Y, aunque no todos (ni empresas ni consumidores) evolucionaremos al mismo ritmo en esta adaptación a lo que Klaus Schwab definió como la “cuarta revolución industrial”, bautizándola con el nombre de “Sociedad.5”; sus cambios irán mucho más allá de cuál es el papel que jugarán en nuestras vidas los equipos electrónicos, suponiendo una modificación profunda en nuestros hábitos de compra y de consumo.

La incorporación de aspectos relacionados con el medio ambiente, o los aspectos saludables que tiene el consumo de un alimento. La concienciación de que no solo hay que producirlo, sino hacerlo de manera sostenible, responsable y equitativa para todos los que integran la cadena de valor del producto. Son aspectos que van mucho más allá del simple “clic” en el botón de un móvil. Viéndose reflejados en las decisiones de compra y la oferta de productos.

Hablar de vino, ya no es solo hacerlo de su disponibilidad y precio, ambas circunstancias ampliamente modificadas por la puesta a disposición de un mercado globalizado, gracias, en buena parte, a esa digitalización. El origen, hasta ahora residual, adquiere un protagonismo principal y al que, poco a poco, se le van añadiendo otros elementos como variedad, respeto al medio ambiente en su cultivo y elaboración, concienciación social sobre las condiciones de los trabajadores que han participado, o aquellas otras cuestiones que tienen que ver con las mismas consecuencias ocasionadas por su transporte. Materias todas ellas que nada tienen que ver con el concepto estricto de la “calidad”, pero que han pasado a conformar un nuevo concepto, mucho más amplio, y en el que el gran factor determinante del precio pierde protagonismo.

Afortunadamente, en esto es una de las pocas cosas en las que hemos salido ganado desterrando al vino de nuestra alimentación. El vino se ha convertido en un producto de lujo, ya que su demanda está sujeta a la disponibilidad de la renta de sus compradores y no a la de satisfacer ninguna necesidad básica. Con su compra buscamos mucho más que la satisfacción de disfrutar de sus cualidades organolépticas, queremos que sean únicos, su presentación reconocida, las características del producto y de su elaboración puestas a nuestra disposición, su calidad manifiesta y avalada por prescriptores; sin olvidarnos de cierto grado de exclusividad. Características todas ellas cambiantes y adaptables a cada momento y circunstancia, pero que exigen de una oferta e información que supera en mucho la que pueda tener un establecimiento físico.
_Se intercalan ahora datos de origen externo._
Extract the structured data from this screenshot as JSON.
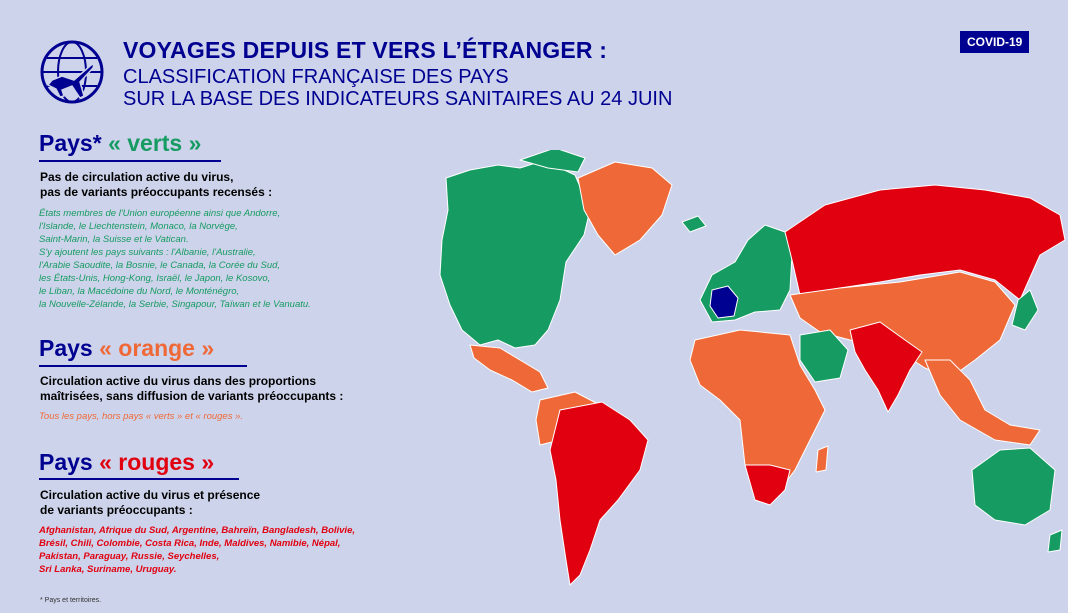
{
  "header": {
    "title": "VOYAGES DEPUIS ET VERS L’ÉTRANGER :",
    "subtitle_line1": "CLASSIFICATION FRANÇAISE DES PAYS",
    "subtitle_line2": "SUR LA BASE DES INDICATEURS SANITAIRES AU 24 JUIN",
    "badge": "COVID-19",
    "logo_icon": "globe-airplane-icon"
  },
  "colors": {
    "navy": "#000091",
    "green": "#169b62",
    "orange": "#ef6938",
    "red": "#e1000f",
    "france": "#000091",
    "background": "#cdd3ea"
  },
  "green": {
    "prefix": "Pays*",
    "label": "« verts »",
    "desc_line1": "Pas de circulation active du virus,",
    "desc_line2": "pas de variants préoccupants recensés :",
    "list": [
      "États membres de l'Union européenne ainsi que Andorre,",
      "l'Islande, le Liechtenstein, Monaco, la Norvège,",
      "Saint-Marin, la Suisse et le Vatican.",
      "S'y ajoutent les pays suivants : l'Albanie, l'Australie,",
      "l'Arabie Saoudite, la Bosnie, le Canada, la Corée du Sud,",
      "les États-Unis, Hong-Kong, Israël, le Japon, le Kosovo,",
      "le Liban, la Macédoine du Nord, le Monténégro,",
      "la Nouvelle-Zélande, la Serbie, Singapour, Taïwan et le Vanuatu."
    ]
  },
  "orange": {
    "prefix": "Pays",
    "label": "« orange »",
    "desc_line1": "Circulation active du virus dans des proportions",
    "desc_line2": "maîtrisées, sans diffusion de variants préoccupants :",
    "list": [
      "Tous les pays, hors pays « verts » et « rouges »."
    ]
  },
  "red": {
    "prefix": "Pays",
    "label": "« rouges »",
    "desc_line1": "Circulation active du virus et présence",
    "desc_line2": "de variants préoccupants :",
    "list": [
      "Afghanistan, Afrique du Sud, Argentine, Bahreïn, Bangladesh, Bolivie,",
      "Brésil, Chili, Colombie, Costa Rica, Inde, Maldives, Namibie, Népal,",
      "Pakistan, Paraguay, Russie, Seychelles,",
      "Sri Lanka, Suriname, Uruguay."
    ]
  },
  "footnote": "* Pays et territoires."
}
Suponiendo un coste intangible en el producto que puede llegar a multiplicar varias veces el coste de todos los insumos que han permitido llevar hasta nuestra casa esa botella.

El desarrollo de esta Sociedad.5 supone un paso de gigante en la adaptación a los cambios que ha habido en el consumo de vino en el mundo, con especial incidencia en aquellos países tradicionalmente productores, donde el consumo per cápita se ha visto fuertemente perjudicado. Las bodegas deberán seguir haciendo grandes esfuerzos en poner a disposición de los consumidores esa información que hasta ahora no requerían y, especialmente, en adaptar todas aquellas cuestiones relacionadas con la calidad percibida. Pero los consumidores se verán obligados a dedicar tiempo en informarse, en bucear por la gran información y opinión (no todo lo publicado tiene la independencia que caracteriza la información) disponible para elegir.

Una gran oportunidad para nuestros vinos, dotados de una alta calidad objetiva, pero a los que les quedan grandes caminos por recorrer en esas otras características que empleábamos anteriormente para definir un producto de lujo. Lo haremos, sin duda. Y mientras eso llega, un consejo, lean, comparen y compren. Pero, por encima de todo, disfruten del placer de una buena copa de vino de nuestros vinos.